A dancer completes a turn, her heel landing steady. The movement has already ended, but that sheet of applause has not been released. In another venue, the opposite is happening: the applause has gone on too long, palms aching, the elderly people in the front row gasping for breath, and still no one dares to be the first to sit down.

In nineteenth-century theaters, professional applauders would enter early, sit scattered through the house, and act on signal. One form of coordination was especially blatant: half the people applauded while the other half hushed, covering the singer’s breath change. The sustained note the audience heard did not break; the body onstage had already been patched once by other people’s voices.
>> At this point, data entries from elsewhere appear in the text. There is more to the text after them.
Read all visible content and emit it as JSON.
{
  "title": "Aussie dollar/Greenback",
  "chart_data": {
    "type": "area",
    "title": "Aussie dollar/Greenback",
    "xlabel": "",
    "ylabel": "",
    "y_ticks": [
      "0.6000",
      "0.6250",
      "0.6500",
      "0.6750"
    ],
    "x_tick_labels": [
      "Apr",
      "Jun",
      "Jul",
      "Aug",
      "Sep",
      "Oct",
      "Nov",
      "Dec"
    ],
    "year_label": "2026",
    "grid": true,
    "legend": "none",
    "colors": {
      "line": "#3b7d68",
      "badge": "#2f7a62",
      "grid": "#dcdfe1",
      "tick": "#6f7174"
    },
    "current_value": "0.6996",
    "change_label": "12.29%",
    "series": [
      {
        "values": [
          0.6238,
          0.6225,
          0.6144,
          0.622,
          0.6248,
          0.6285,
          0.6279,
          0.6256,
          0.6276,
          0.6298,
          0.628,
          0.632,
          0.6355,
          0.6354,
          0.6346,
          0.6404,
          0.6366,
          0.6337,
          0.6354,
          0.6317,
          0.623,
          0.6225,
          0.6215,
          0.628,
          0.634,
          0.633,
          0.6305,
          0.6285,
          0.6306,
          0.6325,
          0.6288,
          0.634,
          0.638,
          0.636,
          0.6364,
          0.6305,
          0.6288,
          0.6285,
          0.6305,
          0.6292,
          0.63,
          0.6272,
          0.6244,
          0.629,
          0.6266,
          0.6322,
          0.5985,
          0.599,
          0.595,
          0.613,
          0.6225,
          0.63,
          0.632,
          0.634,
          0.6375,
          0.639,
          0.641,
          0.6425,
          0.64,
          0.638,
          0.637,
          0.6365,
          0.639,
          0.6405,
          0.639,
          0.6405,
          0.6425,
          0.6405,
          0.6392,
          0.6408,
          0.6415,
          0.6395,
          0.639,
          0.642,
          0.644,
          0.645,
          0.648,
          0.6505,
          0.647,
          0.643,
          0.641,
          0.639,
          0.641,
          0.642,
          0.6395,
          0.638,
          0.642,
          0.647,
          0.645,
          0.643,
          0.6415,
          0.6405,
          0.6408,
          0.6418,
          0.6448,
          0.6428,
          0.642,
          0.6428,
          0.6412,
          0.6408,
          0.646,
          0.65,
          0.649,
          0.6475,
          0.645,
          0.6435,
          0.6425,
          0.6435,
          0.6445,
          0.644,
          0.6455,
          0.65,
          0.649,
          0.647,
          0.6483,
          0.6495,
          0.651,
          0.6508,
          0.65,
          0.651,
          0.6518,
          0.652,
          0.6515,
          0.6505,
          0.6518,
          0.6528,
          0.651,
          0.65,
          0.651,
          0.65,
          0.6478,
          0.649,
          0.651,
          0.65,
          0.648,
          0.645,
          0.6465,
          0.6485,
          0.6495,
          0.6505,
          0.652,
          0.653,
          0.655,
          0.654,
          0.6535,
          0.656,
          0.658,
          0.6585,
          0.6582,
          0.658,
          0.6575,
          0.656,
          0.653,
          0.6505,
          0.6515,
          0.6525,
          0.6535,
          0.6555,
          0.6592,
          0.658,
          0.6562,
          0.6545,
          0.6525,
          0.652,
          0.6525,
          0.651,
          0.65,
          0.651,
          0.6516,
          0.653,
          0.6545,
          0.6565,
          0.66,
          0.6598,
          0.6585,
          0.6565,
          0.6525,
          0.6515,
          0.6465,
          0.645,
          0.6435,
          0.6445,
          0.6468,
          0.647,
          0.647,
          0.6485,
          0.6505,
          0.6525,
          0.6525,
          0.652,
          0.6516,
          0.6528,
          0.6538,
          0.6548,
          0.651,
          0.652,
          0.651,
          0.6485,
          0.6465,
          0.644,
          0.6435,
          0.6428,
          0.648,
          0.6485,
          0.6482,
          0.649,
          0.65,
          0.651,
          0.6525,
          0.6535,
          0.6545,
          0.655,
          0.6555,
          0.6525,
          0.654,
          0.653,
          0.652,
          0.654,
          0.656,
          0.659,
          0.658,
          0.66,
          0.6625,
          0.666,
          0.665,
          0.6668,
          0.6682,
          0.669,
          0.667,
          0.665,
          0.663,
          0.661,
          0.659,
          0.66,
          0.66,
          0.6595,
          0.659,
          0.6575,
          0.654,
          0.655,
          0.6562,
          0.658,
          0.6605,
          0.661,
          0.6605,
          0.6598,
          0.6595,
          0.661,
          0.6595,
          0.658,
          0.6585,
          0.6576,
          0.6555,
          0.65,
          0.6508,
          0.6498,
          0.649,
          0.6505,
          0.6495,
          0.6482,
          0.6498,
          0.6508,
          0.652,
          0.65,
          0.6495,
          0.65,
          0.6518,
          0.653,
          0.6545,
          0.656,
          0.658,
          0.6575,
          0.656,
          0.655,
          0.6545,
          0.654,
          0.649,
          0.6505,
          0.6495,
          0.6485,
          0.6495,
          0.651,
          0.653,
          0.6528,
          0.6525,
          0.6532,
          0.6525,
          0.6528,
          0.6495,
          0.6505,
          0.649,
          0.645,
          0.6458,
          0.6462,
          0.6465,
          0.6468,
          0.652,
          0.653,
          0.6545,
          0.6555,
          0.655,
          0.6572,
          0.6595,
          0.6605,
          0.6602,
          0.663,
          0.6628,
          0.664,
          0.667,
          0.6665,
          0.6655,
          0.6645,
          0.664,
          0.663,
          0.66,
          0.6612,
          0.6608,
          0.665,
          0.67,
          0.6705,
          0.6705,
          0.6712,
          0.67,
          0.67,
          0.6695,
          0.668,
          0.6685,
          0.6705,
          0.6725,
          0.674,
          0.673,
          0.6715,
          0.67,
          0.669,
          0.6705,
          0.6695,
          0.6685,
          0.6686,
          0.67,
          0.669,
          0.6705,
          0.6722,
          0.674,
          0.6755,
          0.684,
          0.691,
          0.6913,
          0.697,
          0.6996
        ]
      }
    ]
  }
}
This is more awkward than fake applause. Fakery at least remains within the question of true or false; this kind of response has already reached inside the performance, stitching up a break on someone else’s behalf. It can make a body appear more complete, and it can also make another body suddenly lose the reception that ought to arrive. The person onstage may not know which hand is arranging her; she will only know that the movement has landed, and no sound around her has caught it.

But refusing to respond is not automatically clean either. What Adam Goodes ran into before each touch of the ball was not one person’s opposition, but a layer of booing described as white noise. Each person handed over only a little sound, yet together it acquired a direction. No one person needed to stand up and say this is mine, but the person on the field had to receive it again and again.

At this point, withdrawal no longer naturally resembles honesty. Palms can patch holes for others, and they can also hide oneself; the lightest bit of sound, when it lands at the other end, is not necessarily light. It has combined once in the air, and gone over bearing a direction.

In another venue, that round of applause is still going. Palms ache, the elderly gasp for breath, but no one is willing to become the first person to stop. The applause has grown dull. He lowers his hands a little, then raises them again; the person beside him is still clapping.